Arthropods
Among the invertebrate visitors in the aquarium are members of the most successful and diverse phylum of them all— the arthropods. All the earth's creatures with jointed ("arthritis" inflames joints) legs (of which "tripods" have three) are arthropods. In the earth's history, arthropods got an earlier start than vertebrates, apparently even before the start of the Cambrian period, and ever since then they've had a more diverse success than the vertebrates, too.

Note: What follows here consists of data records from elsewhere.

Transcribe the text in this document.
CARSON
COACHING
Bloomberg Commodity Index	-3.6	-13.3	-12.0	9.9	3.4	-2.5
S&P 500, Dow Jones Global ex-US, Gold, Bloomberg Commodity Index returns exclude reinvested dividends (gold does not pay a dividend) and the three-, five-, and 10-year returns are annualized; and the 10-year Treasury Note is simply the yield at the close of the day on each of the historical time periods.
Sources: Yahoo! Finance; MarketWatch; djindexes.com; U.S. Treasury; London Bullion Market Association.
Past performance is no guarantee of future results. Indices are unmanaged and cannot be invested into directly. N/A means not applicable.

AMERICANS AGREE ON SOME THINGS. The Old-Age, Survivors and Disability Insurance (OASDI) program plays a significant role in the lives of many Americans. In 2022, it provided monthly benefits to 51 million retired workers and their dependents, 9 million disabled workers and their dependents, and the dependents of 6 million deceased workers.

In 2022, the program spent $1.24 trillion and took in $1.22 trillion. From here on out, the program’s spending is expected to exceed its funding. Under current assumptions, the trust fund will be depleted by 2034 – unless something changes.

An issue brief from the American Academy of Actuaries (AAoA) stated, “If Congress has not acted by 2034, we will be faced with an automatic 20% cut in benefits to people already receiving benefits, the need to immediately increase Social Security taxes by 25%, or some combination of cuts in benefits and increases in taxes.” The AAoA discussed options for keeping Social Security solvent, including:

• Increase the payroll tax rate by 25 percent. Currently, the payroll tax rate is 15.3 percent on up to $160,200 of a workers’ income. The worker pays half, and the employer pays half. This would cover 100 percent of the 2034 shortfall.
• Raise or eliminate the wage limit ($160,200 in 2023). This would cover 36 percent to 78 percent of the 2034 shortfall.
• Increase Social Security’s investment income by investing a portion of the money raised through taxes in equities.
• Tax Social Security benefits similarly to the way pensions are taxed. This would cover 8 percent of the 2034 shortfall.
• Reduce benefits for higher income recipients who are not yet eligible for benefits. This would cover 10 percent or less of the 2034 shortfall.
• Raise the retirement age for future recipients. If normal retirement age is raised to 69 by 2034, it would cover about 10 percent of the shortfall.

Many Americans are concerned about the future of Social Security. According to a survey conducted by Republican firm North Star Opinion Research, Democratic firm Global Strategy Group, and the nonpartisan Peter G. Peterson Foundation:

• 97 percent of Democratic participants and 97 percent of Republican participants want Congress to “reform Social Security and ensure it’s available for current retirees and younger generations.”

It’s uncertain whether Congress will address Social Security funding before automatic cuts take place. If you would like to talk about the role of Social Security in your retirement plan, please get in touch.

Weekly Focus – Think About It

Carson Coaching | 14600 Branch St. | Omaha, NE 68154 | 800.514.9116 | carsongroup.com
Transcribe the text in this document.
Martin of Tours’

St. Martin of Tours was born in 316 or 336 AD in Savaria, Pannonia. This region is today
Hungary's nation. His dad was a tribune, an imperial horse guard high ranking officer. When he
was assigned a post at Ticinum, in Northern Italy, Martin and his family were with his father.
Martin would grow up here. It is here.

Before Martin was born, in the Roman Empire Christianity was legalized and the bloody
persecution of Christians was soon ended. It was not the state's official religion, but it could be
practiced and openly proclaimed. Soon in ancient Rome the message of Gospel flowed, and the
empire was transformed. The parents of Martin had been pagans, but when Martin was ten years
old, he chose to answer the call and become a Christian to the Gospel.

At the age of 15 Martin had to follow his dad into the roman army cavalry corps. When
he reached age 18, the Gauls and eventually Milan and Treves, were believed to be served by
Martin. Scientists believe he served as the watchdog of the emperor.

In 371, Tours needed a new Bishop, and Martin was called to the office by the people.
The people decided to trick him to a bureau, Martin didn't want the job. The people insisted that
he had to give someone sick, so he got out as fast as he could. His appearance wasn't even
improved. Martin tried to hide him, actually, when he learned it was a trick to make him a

The arthropods of the aquarium are almost all crustaceans (the minute springtails and water mites are exceptions). A characteristic of crustacean exoskeletons that sets them apart from the rest of the arthropods is that crustacea tend to deposit calcium in their hardened chitinous cuticle. This is a point to remember if you are trying to encourage Daphnia or shrimp, and your water is very soft. Because my New York water is so soft, I can maintain a culture of minute crustaceans in a nursery tank only by lining the bottom with crushed coral.
Crustacean arthropods are probably embodied for most fishkeepers in such live foods as brine shrimp or daphnia, or as "Amano" shrimp or ghost shrimp entrusted with algae control. But other minute arthropods, such as water mites (Hydrachnidia) or seed shrimp (Ostracods), are only seldom eaten by our fishes; so they rate here among the invertebrate visitors.
About chitin. A fundamental feature of arthropod hardiness is the chitin that forms their stiff yet flexible exoskeleton. Chitin is a tough, stringy polysaccharide molecule that can also be found in the cell walls of certain fungi. Chitin is insoluble in water and all but indigestible to most organisms— that's part of what makes it so essential to shrimps or insects. Only concentrated acid will dissolve it, and when the acid is diluted, the chitin will precipitate out again, unchanged. So chitin can be retrieved from shellfish processing, by using an acid bath. Chitin can find many industrial uses: it can be employed as a flocculating agent in wastewater management; it's a binder of dyes; it makes sizing for paper; it acts as an ion-exchange resin and as a thickener and stabilizer of food and medicine. More important for fishes, chitin provides essential roughage in the diet.